One notable observation from Hajj is the lack of civic sense among pilgrims. Many perform rituals outwardly but fail to demonstrate patience, order, or consideration for others. Why? Because their religious practice is viewed through a results-oriented lens—praying for rewards or fearing punishment—rather than through a process-oriented lens of gratitude, discipline, and service to God.

Process Orientation in Self-Development

This principle applies not only to parenting or society but also to ourselves.

  • If I wake up early, stay disciplined, and put effort into my business, I may or may not become wealthy—but I will definitely develop resilience and good habits.
  • If I study sincerely, I might or might not top the exam, but I will definitely become more knowledgeable.
  • If I practice patience in small daily tests, I may or may not change others—but I will transform my own character.

As the saying goes: “Don’t control what you cannot control. Control what you can—and that is your process.”

A Personal Anecdote

A student once told his mentor, “I study hard but still don’t get the top marks.” The mentor responded, “Your responsibility is not the top marks. Your responsibility is to learn with sincerity, honesty, and consistency. Marks belong to the system, effort belongs to you. Don’t confuse the two.”

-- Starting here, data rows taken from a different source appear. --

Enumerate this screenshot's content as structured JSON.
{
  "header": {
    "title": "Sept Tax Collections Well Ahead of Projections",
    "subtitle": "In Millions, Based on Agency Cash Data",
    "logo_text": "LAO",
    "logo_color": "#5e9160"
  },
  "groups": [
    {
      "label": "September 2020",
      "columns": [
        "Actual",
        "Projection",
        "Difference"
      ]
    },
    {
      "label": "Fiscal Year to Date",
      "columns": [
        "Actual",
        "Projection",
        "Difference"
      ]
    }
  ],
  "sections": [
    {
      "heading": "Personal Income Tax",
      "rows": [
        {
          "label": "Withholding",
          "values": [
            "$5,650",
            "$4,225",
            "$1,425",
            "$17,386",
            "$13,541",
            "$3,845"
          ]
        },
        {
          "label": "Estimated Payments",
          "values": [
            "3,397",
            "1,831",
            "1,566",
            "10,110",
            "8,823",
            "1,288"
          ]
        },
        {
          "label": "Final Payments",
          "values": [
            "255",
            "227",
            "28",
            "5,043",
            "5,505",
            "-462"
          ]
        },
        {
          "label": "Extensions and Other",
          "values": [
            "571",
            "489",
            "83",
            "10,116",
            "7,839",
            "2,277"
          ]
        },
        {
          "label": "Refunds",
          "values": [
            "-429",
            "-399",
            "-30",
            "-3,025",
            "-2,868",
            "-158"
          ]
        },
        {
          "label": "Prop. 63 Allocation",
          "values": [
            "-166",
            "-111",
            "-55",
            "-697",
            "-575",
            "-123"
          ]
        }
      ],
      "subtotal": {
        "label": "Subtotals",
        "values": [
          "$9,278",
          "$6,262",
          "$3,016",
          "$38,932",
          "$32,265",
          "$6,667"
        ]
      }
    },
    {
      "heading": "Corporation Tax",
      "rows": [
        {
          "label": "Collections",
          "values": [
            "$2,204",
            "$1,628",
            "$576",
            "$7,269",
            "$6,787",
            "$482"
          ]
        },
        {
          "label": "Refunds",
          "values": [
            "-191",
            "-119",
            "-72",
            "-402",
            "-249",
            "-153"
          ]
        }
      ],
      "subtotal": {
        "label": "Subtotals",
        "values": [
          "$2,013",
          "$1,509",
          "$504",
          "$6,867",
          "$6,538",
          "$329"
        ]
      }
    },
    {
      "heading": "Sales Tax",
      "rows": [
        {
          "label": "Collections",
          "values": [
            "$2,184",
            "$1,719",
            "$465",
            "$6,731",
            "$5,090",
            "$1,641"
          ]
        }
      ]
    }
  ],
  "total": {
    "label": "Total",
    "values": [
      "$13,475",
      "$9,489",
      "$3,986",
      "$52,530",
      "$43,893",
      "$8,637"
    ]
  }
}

That advice stayed with him for a lifetime—not just for school but for every challenge.

Reflections for Our Lives

  1. Am I obsessed with results? Do I judge myself or others solely based on visible outcomes?
  2. Am I faithful to the process? Do I stay committed to what is in my control, even when results are delayed or unseen?
  3. Am I fostering conviction or simply enforcing compliance?

Conclusion

Process orientation doesn’t mean ignoring results. It means letting go of the illusion of control over outcomes while putting our best effort into the actions, attitudes, and environments we can influence. It means trusting that in time, results will appear—some sooner, some later, and some possibly never in the way we expect.

In religion, parenting, relationships, and personal growth, this principle protects us from despair, arrogance, and judgment. It keeps us grounded in humility, patience, and trust in God.

As the farmer teaches us, hail may ruin the crop today, but tomorrow the soil still encourages us to plant again.

Reflection Prompt

Think of an area in your life where you’re frustrated by not seeing results. How would it change if you focused on the process instead of the outcome? What steps in the process are within your control today?